CAPÍTULO 22

32 5 0
                                    


Alan se movió somnoliento, deseando que el sueño lo reclamara nuevamente. Se sentía agotado, como si hubiese salido de fiesta toda la noche con Sofie y Deneb. Además, tenía un fuerte dolor de cabeza, como si hubiese estado bebiendo chupitos, pero no recordaba haber salido, quizá había bebido demasiado.

Alan gruñó, intentando abrir los ojos pero estaban pegados y la luz de la mañana hacía que le doliesen. Sí, sin duda debía de tener resaca, también notaba la garganta súper reseca. Pero algo en todo le parecía demasiado extraño. Si estuviese en su casa, no entraría tanta luz por la ventana y ni siquiera entraría por ese lado de la habitación, era como si el propio sol le estuviese mandando un rayo directamente en la cara. No iba a entrar en pánico por eso, podía simplemente haber acabado en casa de algún amigo, así que aunque sintiese que sus globos oculares iban a ser calcinados obligó a sus ojos costrosos a abrirse y fue como si el mundo se abriese para él, reconoció el sitio donde estaba, y cuando estaba a punto de sonreír los recuerdos lo inundaron.

No, su dolor de cabeza no era debido a una maldita resaca, era por algo mucho, mucho peor. Casi se había ahogado, había tenido un ataque de pánico y se había desmayado. El bueno de Yon obviamente no lo había dejado morir por miedo a tener un cadáver en sus manos, así que seguía vivo, con el pánico todavía latiendo bajo su piel, queriendo tomar el control de su cuerpo.

Maldito dolor de cabeza.

Yon no estaba en la habitación. Alan supo entonces que debía irse inmediatamente, ya que no estaba esposado ni inmovilizado. Desconocía el motivo pero solo podía esperar que hubiese pensado que tardaría más en despertarse.

Después de mirar salvajemente por la habitación buscando su varita, comprendió porque se había confiado tanto. Se había llevado su varita.

Si crees que eso me va a detener, adelante.

Yon nunca había llegado a entender la poca dependencia que Alan tenía de la magia. Había aprendido a vivir sin ella, prácticamente solo la usaba para su trabajo. Eso no quería decir que no la echara de menos, pero nunca se había atrevido a usarla más de lo necesario después de la guerra. El mayor despliegue de magia que había hecho tras cinco años había sido al conocer a Dago.

La varita no le importaba porque podía comprar otra cuando tuviese la oportunidad. Al fin y al cabo, daba igual cual usara, todas eran prácticamente iguales. Lo único que diferenciaba una de otra era el material con el que habían sido hechas, al igual que ocurría con un simple bolígrafo u hoja de papel.


Alan se fue a casa, sin nada más que lo que llevaba puesto. No vio ni escuchó nada en su huída, el camino hasta fuera de la propiedad estuvo libre, como si solo estuviese él.
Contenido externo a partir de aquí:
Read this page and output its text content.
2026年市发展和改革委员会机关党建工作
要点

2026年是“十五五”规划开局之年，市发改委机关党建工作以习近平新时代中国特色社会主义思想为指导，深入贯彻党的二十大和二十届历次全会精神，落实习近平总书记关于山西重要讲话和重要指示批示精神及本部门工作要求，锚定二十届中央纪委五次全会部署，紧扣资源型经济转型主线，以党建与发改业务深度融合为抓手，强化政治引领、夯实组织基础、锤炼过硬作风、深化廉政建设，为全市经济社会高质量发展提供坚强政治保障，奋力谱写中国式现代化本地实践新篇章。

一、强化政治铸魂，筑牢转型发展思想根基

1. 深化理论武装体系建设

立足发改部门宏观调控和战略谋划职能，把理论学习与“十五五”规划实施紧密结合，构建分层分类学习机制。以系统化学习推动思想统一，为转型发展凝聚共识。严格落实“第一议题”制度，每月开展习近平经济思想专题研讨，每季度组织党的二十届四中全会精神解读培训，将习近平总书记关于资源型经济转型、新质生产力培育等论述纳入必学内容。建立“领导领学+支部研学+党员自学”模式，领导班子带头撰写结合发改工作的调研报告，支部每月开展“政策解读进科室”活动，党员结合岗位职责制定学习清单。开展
Una parte de él temió encontrar fuera a toda la policía, como si hubiese sido un sueño de libertad y esperanza que le iban a arrebatar para reírse de él. En cambio, encontró vía libre y salió corriendo hasta el pueblo más cercano donde pidió un taxi.

No llevaba dinero y se lo había dicho al conductor que viendo lo pálido y nervioso que estaba había accedido a llevarle y a esperar luego a que bajase de su casa para pagarle. Probablemente el hombre había accedido porque pensó que lo perseguía alguien. Desde luego Alan lo sentía así.

El hombre aparcó justo fuera de la plaza y Alan la atravesó a toda velocidad, cogió el dinero de la caja de la tienda y se lo dio al taxista sin molestarse en cerrar la floristería ni en coger el cambio. A la vuelta cerró la puerta con llave, colgó el cartel de cerrado y apagó las luces de la tienda antes de subir a su casa.